# My Tanks



## Skeetz (Jan 25, 2014)

Nice! Can't wait to see the complete River Tank!


----------



## KribsDirect (Nov 15, 2013)

Skeetz said:


> Nice! Can't wait to see the complete River Tank!



I agree, this one will be the most interesting of all! Good eye! Nice depth! :icon_smil


----------



## CoffeeLove (Oct 31, 2012)

I usually don't like river rock but yours looks amazing

Sent from my SPH-L710 using Tapatalk


----------



## Compass (Jul 18, 2014)

Thank you guys very much. It has taken me months to get to this point. Sadly it will take me quite a bit longer to finish it. Right now I'm doing a fishless cycle but I don't have the money currently available for my lights. I want the Satellite USA LEDs. So I'm saving up for those while the cycle is working it's magic, then once I get it I will start to add plants and grow algae. I plan on working in Crypt spiralis into the right side of the tank to cover up the powerheads and then scatter anubias and buce throughout the rest of the tank. After the cost of lights and buce (lol) I'll have to save up again for fish. So I'm in it for the long haul!


----------



## CoffeeLove (Oct 31, 2012)

Idk how stuck you are on the idea of leds but t5hos offer so much more bang for the buck

Sent from my SPH-L710 using Tapatalk


----------



## Compass (Jul 18, 2014)

CoffeeLove said:


> Idk how stuck you are on the idea of leds but t5hos offer so much more bang for the buck


I have looked into them, but I feel like the overall cost will be offset by two things. LEDs don't run as hot. Or at least the kind I want do not run as hot as T5s do. Since this is a temperate tank, outside heat is something I wish to avoid. This might be nominal but I'd rather go ahead with the LEDs instead of finding out after I buy T5s that they are too hot. Second I don't want to have to change out light bulbs all the time. 

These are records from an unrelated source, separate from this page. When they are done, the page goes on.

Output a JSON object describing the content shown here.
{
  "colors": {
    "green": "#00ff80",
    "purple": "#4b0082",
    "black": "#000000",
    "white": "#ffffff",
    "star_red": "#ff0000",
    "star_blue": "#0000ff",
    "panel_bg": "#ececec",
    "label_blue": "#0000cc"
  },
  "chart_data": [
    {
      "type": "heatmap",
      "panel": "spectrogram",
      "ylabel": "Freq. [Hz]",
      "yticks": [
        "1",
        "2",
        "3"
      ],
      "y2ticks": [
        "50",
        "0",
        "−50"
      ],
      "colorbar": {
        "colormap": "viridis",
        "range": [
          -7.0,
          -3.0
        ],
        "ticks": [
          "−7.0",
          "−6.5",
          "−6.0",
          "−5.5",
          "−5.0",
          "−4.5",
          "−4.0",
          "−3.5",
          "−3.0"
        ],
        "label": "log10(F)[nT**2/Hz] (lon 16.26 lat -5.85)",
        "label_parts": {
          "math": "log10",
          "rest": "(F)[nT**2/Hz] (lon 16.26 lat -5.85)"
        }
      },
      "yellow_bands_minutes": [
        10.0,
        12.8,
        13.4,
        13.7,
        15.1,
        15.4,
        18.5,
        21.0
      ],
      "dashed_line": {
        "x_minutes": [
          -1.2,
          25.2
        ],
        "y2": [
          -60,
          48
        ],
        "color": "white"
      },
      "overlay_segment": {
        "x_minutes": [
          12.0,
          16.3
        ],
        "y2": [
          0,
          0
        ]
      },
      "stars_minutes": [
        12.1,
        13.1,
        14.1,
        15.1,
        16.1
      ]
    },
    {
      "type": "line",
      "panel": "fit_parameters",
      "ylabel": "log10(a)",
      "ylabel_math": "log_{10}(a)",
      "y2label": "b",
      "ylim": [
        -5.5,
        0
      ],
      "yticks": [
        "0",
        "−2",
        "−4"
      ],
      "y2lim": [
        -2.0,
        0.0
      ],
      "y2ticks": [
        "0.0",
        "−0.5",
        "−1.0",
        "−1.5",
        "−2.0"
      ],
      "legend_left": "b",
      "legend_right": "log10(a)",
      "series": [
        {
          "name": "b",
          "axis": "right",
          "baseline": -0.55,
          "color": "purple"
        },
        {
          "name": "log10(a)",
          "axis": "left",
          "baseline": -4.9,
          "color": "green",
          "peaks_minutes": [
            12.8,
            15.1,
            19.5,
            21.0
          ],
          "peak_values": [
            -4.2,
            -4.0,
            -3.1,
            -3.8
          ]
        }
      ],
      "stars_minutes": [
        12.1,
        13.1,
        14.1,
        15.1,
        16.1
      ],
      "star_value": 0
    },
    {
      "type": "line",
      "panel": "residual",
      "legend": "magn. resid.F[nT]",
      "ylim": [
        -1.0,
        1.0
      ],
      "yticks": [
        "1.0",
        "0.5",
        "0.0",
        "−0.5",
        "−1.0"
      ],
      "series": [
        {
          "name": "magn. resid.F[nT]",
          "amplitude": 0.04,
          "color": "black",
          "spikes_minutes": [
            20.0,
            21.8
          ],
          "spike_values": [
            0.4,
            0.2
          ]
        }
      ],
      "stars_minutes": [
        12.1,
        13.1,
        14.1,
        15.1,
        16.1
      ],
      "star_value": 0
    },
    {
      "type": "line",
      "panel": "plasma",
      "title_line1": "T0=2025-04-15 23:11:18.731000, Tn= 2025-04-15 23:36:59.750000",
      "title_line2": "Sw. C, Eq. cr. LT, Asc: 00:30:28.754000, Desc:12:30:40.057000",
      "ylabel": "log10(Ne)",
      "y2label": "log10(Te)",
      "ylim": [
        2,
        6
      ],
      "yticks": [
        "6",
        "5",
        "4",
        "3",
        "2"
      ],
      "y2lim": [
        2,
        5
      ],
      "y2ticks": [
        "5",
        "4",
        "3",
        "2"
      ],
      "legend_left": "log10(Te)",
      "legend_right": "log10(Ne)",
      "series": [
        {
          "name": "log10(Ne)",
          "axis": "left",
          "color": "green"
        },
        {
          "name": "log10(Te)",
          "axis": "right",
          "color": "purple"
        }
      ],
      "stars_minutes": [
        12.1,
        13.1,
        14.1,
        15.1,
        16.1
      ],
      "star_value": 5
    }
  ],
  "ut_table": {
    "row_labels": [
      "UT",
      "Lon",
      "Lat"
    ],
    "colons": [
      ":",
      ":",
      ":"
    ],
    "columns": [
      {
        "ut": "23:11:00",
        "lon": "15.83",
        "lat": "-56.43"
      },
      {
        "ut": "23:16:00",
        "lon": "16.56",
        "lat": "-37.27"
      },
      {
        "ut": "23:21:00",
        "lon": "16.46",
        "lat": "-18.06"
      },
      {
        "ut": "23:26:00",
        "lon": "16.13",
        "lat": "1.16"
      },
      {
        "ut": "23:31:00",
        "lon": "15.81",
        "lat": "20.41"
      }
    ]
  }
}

But that is just my thought process. I know t5s have a cheaper upfront cost.


----------



## CoffeeLove (Oct 31, 2012)

Lights aren't gonna heat your tank up. Not like it's a 600watt hps. What happens when an led goes out? They don't last a lifetime. 

Sent from my SPH-L710 using Tapatalk


----------



## Compass (Jul 18, 2014)

CoffeeLove said:


> Lights aren't gonna heat your tank up. Not like it's a 600watt hps. What happens when an led goes out? They don't last a lifetime.


Hmmm true true. Things to ponder. I'm still a ways off on getting lights, either way. I'll do some more reading and compare the two a bit more.


----------



## CoffeeLove (Oct 31, 2012)

Leds are nice no doubt about that tho. I like the way they shimmer

Sent from my SPH-L710 using Tapatalk


----------



## thefishnoob (Jul 12, 2014)

Im laughing at that balanced rock on the last one. Its really funny looking. Nice tanks!


----------



## Compass (Jul 18, 2014)

LOL thanks. Yeah it's only there to weigh down the DW. But who knows, it might become part of the final scape. I can grow some emmersed plants on top of it.


----------



## Mark.burns43 (Jun 12, 2014)

Very nice tanks. Leds have come a way where t5ho get weakened as the days go, most led fixtures have 35000 life hrs plus and stay strong till the day they die. Either way its money spent I've used both and its what u prefer as too looks of the light produced .keep us posted


----------



## ooosparkeyooo (Sep 20, 2014)

Your a great aquascaper!


----------